The food came, and her last screwdriver. He stared at his chicken-something with dismay. “This wasn’t exactly what I expected.”

“Taste it before you complain.”

He laid a sliver on his tongue, masticated it with care, then sighed and forked up a bigger chunk. “Not the dreams, though.”

“No. You can keep them. I have enough of my own.”

“But what’s going to happen to them?”

“What do you care? You say you never remember your dreams anyway.”

“I heard,” he said, jiggling his leg, so that his bare knee knocked against the underside of the table, making silverware jump and liquids ripple, “sometimes they get loose.”

“Urban legend,” she snapped. “Sit like a person. You’re in public.”

They were the last customers in the restaurant. The staff had disappeared into the kitchen. Once in a while the busboy peeked out to check on their progress.

“I’ll have a contract drawn up,” she said. “Your sister can look it over before you sign.” She signaled the busboy, who immediately nodded. She selected a credit card from the biscuit-colored case in her purse.

“I’m not finished,” he said.

“They want to close up,” she said. “Let’s not inconvenience these people any further.”

“I’m not finished.” He vibrated in the chair. “Do you think they’ll wrap it up for me?”

“This is not that kind of place. How about this. I’ll buy you an ice cream on the way home.”

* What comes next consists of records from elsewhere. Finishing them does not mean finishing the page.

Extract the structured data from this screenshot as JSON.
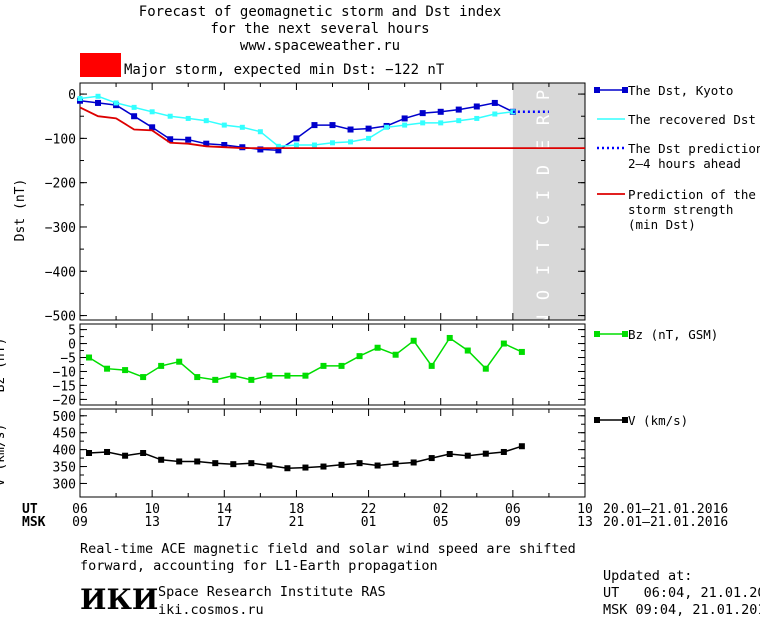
{
  "header": {
    "title_line1": "Forecast of geomagnetic storm and Dst index",
    "title_line2": "for the next several hours",
    "title_line3": "www.spaceweather.ru",
    "storm_label": "Major storm, expected min Dst: −122 nT",
    "storm_color": "#ff0000"
  },
  "colors": {
    "dst": "#0000cc",
    "recovered": "#33ffff",
    "prediction_dots": "#0000ff",
    "min_dst": "#dd0000",
    "bz": "#00dd00",
    "v": "#000000",
    "prediction_zone": "#d8d8d8"
  },
  "prediction_band_label": "PREDICTION",
  "legend": {
    "dst": "The Dst, Kyoto",
    "recovered": "The recovered Dst",
    "prediction_l1": "The Dst prediction",
    "prediction_l2": "2–4 hours ahead",
    "min_l1": "Prediction of the",
    "min_l2": "storm strength",
    "min_l3": "(min Dst)",
    "bz": "Bz (nT, GSM)",
    "v": "V (km/s)"
  },
  "axes": {
    "ut_label": "UT",
    "msk_label": "MSK",
    "ut_ticks": [
      "06",
      "10",
      "14",
      "18",
      "22",
      "02",
      "06",
      "10"
    ],
    "msk_ticks": [
      "09",
      "13",
      "17",
      "21",
      "01",
      "05",
      "09",
      "13"
    ],
    "ut_range": "20.01–21.01.2016",
    "msk_range": "20.01–21.01.2016"
  },
  "chart_data": [
    {
      "type": "line",
      "ylabel": "Dst (nT)",
      "ylim": [
        -510,
        25
      ],
      "xlim_hours": [
        0,
        28
      ],
      "yticks": [
        "0",
        "−100",
        "−200",
        "−300",
        "−400",
        "−500"
      ],
      "prediction_zone_hours": [
        24,
        28
      ],
      "series": [
        {
          "name": "The Dst, Kyoto",
          "x": [
            0,
            1,
            2,
            3,
            4,
            5,
            6,
            7,
            8,
            9,
            10,
            11,
            12,
            13,
            14,
            15,
            16,
            17,
            18,
            19,
            20,
            21,
            22,
            23,
            24
          ],
          "y": [
            -15,
            -20,
            -25,
            -50,
            -75,
            -102,
            -103,
            -112,
            -115,
            -120,
            -125,
            -127,
            -100,
            -70,
            -70,
            -80,
            -78,
            -72,
            -55,
            -43,
            -40,
            -35,
            -28,
            -20,
            -40
          ]
        },
        {
          "name": "The recovered Dst",
          "x": [
            0,
            1,
            2,
            3,
            4,
            5,
            6,
            7,
            8,
            9,
            10,
            11,
            12,
            13,
            14,
            15,
            16,
            17,
            18,
            19,
            20,
            21,
            22,
            23,
            24
          ],
          "y": [
            -10,
            -5,
            -20,
            -30,
            -40,
            -50,
            -55,
            -60,
            -70,
            -75,
            -85,
            -118,
            -115,
            -115,
            -110,
            -108,
            -100,
            -75,
            -70,
            -65,
            -65,
            -60,
            -55,
            -45,
            -40
          ]
        },
        {
          "name": "The Dst prediction 2–4 hours ahead",
          "x": [
            24,
            26
          ],
          "y": [
            -40,
            -40
          ]
        },
        {
          "name": "Prediction of the storm strength (min Dst)",
          "x": [
            0,
            1,
            2,
            3,
            4,
            5,
            6,
            7,
            8,
            9,
            10,
            11,
            28
          ],
          "y": [
            -30,
            -50,
            -55,
            -80,
            -82,
            -110,
            -112,
            -118,
            -120,
            -122,
            -122,
            -122,
            -122
          ]
        }
      ]
    },
    {
      "type": "line",
      "ylabel": "Bz (nT)",
      "ylim": [
        -22,
        7
      ],
      "yticks": [
        "5",
        "0",
        "−5",
        "−10",
        "−15",
        "−20"
      ],
      "series": [
        {
          "name": "Bz (nT, GSM)",
          "x": [
            0.5,
            1.5,
            2.5,
            3.5,
            4.5,
            5.5,
            6.5,
            7.5,
            8.5,
            9.5,
            10.5,
            11.5,
            12.5,
            13.5,
            14.5,
            15.5,
            16.5,
            17.5,
            18.5,
            19.5,
            20.5,
            21.5,
            22.5,
            23.5,
            24.5
          ],
          "y": [
            -5,
            -9,
            -9.5,
            -12,
            -8,
            -6.5,
            -12,
            -13,
            -11.5,
            -13,
            -11.5,
            -11.5,
            -11.5,
            -8,
            -8,
            -4.5,
            -1.5,
            -4,
            1,
            -8,
            2,
            -2.5,
            -9,
            0,
            -3
          ]
        }
      ]
    },
    {
      "type": "line",
      "ylabel": "V (km/s)",
      "ylim": [
        260,
        520
      ],
      "yticks": [
        "500",
        "450",
        "400",
        "350",
        "300"
      ],
      "series": [
        {
          "name": "V (km/s)",
          "x": [
            0.5,
            1.5,
            2.5,
            3.5,
            4.5,
            5.5,
            6.5,
            7.5,
            8.5,
            9.5,
            10.5,
            11.5,
            12.5,
            13.5,
            14.5,
            15.5,
            16.5,
            17.5,
            18.5,
            19.5,
            20.5,
            21.5,
            22.5,
            23.5,
            24.5
          ],
          "y": [
            390,
            393,
            382,
            390,
            370,
            365,
            365,
            360,
            357,
            360,
            353,
            345,
            347,
            350,
            355,
            360,
            353,
            358,
            362,
            375,
            387,
            382,
            388,
            393,
            410
          ]
        }
      ]
    }
  ],
  "footer": {
    "note_l1": "Real-time ACE magnetic field and solar wind speed are shifted",
    "note_l2": "forward, accounting for L1-Earth propagation",
    "logo": "ИКИ",
    "institute": "Space Research Institute RAS",
    "site": "iki.cosmos.ru",
    "updated_label": "Updated at:",
    "updated_ut": "UT   06:04, 21.01.2016",
    "updated_msk": "MSK 09:04, 21.01.2016"
  }
}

In the car, she let him drone on about red mercury and Masons in the government, rubbed her eyes and looked forward to a peanut butter parfait, wondered how long it would be before he caught on that she  would not let him fuck her, ever, rejoiced in the twelve hours of sleep daily that she was soon to own, and bet herself anything that when his dreams did seep out of their four hour boundary conditions to escape into the wild, no one in the world would notice, least of all him.